Real Time indoor streaming and music mixing - ffmpeg

I am working on this project where we are doing a live performance with about 6 musicians placed away from each other in a big space. The audience will be wearing their headphones and as they move around we want them to hear different kinds of effects in different areas of the place. For calculating the position of users we are using bluetooth beacons. We're expecting around a 100 users and we can't have a latency of more than 2 seconds.
Is such kind of a setup possible?
The current way we're thinking of implementing this is that we'll divide the place into about 30 different sections.
For the server we'll take the input from all the musicians and mix a different stream for every section and stream it on a local WLAN using the RTP protocol.
We'll have Android and iOS apps that will locate the users using Bluetooth beacons and switch the live streams accordingly.
Presonus Studio One music mixer - Can have multiple channels that can be output to devices. 30 channels.
Virtual Audio Cable - Used to create virtual devices that will get the output from the channels. 30 devices.
FFMpeg streaming - Used to create an RTP stream for each of the devices. 30 streams.
Is this a good idea? Are there other ways of doing this?
Any help will be appreciated.

Audio Capture and Mixing
First, you need to capture those six channels of audio into something you can use. I don't think your idea of virtual audio cables is sustainable. In my experience, once you get more than a few, they don't work so great. You need to be able to go from your mixer directly to what's doing the encoding for the stream, which means you need something like JACK audio.
There are two ways to do this. One is to use a digital mixer to create those 30 mixes for you, and send you the resulting stream. Another is to simply capture the 6 channels of audio and then do the mixing in software. Normally I think the flexibility of mixing externally is what you want, and typically I'd recommend the Behringer X32 series for you. I haven't tried it with JACK audio myself, but I've heard it can work and the price point is good. You can get just a rackmount package of it for cheap which has all the functionality without the surface for control (cheaper, and sufficient for what you need). However, the X32 only has 16 buses so you would need two of them to get the number of mixes you need. (You could get creative with the matrix mixes, but that only gets you 6 more, a total of 22.)
I think what you'll need to do is capture that audio and mix in software. You'll probably want to use Liquidsoap for this. It can programmatically mix audio streams pulled in via JACK, and create internet radio style streams on the output end.
Streaming
You're going to need a server. There are plenty of RTP/RTSP servers available, but I'd recommend Icecast. It's going to be easier to setup and clients are more compatible. (Rather than making an app for example, you could easily play back these streams in HTML5 audio tags on a web page.) Liquidsoap can send streams directly to Icecast.
Latency
Keeping latency under 2 seconds is going to be a problem. You'll want to lower the buffers everywhere you can, particularly on your Icecast server. This is on the fringe of what is reasonably possible, so you'll want to test to ensure the latency meets your requirements.
Network
100 clients on the same spectrum is also problematic. What you need depends on the specifics of your space, but you're right on the line of what you can get away with using regular consumer access points. Given your latency and bandwidth requirements, I'd recommend getting some commercial access points with built-in sector antennas and multiple radios. There are many manufacturers of such gear.
Best of luck with this unique project! Please post some photos of your setup once you've done it.

Related

How to stream the video from one PC to another with an acceptable quality and synchronization?

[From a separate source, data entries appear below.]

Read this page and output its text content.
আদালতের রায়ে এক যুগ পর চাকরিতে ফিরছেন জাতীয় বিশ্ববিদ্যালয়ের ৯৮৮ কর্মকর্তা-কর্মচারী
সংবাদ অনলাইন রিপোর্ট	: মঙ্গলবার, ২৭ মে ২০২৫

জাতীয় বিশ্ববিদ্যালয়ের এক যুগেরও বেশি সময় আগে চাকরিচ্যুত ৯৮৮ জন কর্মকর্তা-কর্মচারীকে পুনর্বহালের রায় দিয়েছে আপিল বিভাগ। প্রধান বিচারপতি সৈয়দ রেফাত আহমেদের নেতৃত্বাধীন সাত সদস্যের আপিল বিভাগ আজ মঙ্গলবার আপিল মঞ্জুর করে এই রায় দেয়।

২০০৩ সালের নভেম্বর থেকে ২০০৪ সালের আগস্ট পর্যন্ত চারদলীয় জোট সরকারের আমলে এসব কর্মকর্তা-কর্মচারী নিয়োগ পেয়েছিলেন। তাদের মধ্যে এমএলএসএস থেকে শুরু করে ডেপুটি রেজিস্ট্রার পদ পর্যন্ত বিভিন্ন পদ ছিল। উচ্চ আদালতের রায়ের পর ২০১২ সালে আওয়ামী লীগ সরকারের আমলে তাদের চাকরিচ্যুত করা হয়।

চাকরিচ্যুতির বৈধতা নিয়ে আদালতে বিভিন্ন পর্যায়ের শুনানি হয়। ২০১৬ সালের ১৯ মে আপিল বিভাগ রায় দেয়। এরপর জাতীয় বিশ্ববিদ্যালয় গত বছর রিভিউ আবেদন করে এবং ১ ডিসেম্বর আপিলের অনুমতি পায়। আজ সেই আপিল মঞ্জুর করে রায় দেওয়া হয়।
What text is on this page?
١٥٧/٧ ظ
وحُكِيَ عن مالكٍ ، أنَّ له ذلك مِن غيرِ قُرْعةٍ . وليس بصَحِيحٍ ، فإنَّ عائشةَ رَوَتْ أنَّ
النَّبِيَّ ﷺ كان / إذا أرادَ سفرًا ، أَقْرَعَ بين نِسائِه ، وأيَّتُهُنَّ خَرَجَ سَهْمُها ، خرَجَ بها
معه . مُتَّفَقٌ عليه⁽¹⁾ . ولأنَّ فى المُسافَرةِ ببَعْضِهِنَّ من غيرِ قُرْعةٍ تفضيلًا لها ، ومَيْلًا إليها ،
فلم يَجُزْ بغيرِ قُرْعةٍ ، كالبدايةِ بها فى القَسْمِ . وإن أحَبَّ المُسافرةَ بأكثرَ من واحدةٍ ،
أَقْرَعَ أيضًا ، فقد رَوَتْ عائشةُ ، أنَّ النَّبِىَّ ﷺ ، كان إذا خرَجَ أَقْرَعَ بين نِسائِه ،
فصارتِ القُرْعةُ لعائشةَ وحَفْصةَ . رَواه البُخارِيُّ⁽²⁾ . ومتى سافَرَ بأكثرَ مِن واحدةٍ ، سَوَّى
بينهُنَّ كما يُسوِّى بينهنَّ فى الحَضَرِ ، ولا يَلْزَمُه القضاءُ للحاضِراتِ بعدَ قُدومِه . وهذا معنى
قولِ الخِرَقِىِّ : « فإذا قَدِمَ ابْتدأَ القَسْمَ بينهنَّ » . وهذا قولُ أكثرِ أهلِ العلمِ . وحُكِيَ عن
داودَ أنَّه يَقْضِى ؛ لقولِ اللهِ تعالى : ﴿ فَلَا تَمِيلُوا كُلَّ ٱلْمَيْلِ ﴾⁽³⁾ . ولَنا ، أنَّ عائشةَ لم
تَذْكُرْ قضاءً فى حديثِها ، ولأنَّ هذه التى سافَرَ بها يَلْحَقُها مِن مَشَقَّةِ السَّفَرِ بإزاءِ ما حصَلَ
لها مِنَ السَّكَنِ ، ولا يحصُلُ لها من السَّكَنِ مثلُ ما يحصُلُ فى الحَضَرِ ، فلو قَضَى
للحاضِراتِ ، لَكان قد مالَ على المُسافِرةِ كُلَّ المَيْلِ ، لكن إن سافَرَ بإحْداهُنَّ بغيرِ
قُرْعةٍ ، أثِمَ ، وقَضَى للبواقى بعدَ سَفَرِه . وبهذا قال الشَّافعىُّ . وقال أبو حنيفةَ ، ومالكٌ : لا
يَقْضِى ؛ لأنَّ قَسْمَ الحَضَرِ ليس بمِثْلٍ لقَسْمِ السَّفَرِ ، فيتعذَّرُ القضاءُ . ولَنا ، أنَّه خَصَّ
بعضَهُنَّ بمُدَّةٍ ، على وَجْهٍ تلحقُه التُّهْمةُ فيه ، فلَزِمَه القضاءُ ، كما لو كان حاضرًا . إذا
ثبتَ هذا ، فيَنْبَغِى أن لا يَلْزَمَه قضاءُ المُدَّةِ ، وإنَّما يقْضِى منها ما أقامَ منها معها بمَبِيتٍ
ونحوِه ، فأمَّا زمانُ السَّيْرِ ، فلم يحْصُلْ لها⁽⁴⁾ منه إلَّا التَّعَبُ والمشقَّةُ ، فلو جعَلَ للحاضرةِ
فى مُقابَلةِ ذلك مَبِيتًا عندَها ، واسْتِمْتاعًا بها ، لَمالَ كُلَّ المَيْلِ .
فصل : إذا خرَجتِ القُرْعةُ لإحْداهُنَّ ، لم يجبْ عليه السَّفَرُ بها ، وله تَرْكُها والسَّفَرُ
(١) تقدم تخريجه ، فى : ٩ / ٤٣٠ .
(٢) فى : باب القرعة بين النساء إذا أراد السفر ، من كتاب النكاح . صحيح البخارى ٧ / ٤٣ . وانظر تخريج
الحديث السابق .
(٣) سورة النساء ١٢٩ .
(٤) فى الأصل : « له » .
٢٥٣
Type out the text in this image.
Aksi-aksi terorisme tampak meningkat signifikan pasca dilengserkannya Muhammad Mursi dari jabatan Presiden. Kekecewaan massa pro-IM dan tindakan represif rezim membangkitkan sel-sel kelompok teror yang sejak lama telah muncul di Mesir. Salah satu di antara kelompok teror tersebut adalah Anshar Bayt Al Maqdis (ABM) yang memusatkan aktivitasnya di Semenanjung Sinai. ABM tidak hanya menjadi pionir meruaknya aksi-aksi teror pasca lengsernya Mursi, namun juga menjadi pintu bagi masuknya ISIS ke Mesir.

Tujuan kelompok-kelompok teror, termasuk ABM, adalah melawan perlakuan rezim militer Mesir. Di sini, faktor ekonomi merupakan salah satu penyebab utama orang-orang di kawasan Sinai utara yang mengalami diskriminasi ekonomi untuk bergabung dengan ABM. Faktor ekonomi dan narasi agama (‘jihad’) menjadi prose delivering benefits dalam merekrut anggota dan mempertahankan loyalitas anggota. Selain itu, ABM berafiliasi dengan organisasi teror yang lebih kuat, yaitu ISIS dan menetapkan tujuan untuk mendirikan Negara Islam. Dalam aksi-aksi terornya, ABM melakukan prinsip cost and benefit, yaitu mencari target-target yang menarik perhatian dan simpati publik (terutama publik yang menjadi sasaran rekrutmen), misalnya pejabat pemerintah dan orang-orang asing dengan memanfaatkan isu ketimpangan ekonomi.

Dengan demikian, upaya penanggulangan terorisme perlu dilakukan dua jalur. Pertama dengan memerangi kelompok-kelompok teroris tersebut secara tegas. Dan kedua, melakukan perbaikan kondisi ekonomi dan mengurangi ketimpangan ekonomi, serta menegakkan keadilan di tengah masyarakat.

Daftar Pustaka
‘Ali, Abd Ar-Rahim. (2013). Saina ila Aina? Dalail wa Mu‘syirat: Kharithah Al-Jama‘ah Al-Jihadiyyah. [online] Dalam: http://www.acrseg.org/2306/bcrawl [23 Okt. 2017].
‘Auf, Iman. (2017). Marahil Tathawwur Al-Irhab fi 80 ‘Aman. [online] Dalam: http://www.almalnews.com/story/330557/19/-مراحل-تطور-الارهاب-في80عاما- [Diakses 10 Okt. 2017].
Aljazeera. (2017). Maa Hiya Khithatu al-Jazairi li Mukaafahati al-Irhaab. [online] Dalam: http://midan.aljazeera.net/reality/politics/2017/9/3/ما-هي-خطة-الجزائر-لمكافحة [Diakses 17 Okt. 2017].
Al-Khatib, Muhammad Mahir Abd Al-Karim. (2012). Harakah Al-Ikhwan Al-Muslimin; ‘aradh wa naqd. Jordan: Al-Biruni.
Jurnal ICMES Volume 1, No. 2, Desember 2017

I have the following task: to organize the broadcast of several gamers on the director's computer, which will switch the image to, to put it simply, the one who currently has more interesting gameplay.
The obvious solution would be to raise an RTMP server and broadcast to it. We tried that. The image quality clearly correlates with the bitrate of the broadcast, but the streams aren't synchronized and there is no way to synchronize them. As far as I know, it's just not built into the RTMP protocol.
We also tried streaming via UDP, SRT and RTSP protocols. We got minimal delay but a very blurry image and artifacts from lost packets. It feels like all these formats are trying to achieve constant FPS and sacrifice the quality.
What we need:
A quality image.
Broken frames can be discarded (it's okay to have not constant FPS).
Latency isn't important.
The streams should be synchronized within a second or two.
There is an assumption that broadcasting on UDP should be a solution, but some kind of intermediate buffer is needed to provide the necessary broadcasting conditions. But I don't know how to do that. I assume that we need an intermediate ffmpeg instance, which will read the incoming stream, buffer it and publish the result to some local port, from which the picture will be already taken by the director's OBS.
Is there any solution to achieve our goals?
NDI is perfect for this, and in fact used a lot to broadcast games. Providing your network is in order, it offers great quality at very low latency and comes with a free utility to capture the screens and output them in NDI. There are several programmes supporting the NDI intake and the broadcasting (I developed one of them). With proper soft- and hardware you can quite easily handle a few dozen games. If you're limited to OBS then you'll have to check it supports NDI, but I'd find that very likely. Not sure which programmes support synchronisation between streams, but there's at least one ;). See also ndi.newtek.com.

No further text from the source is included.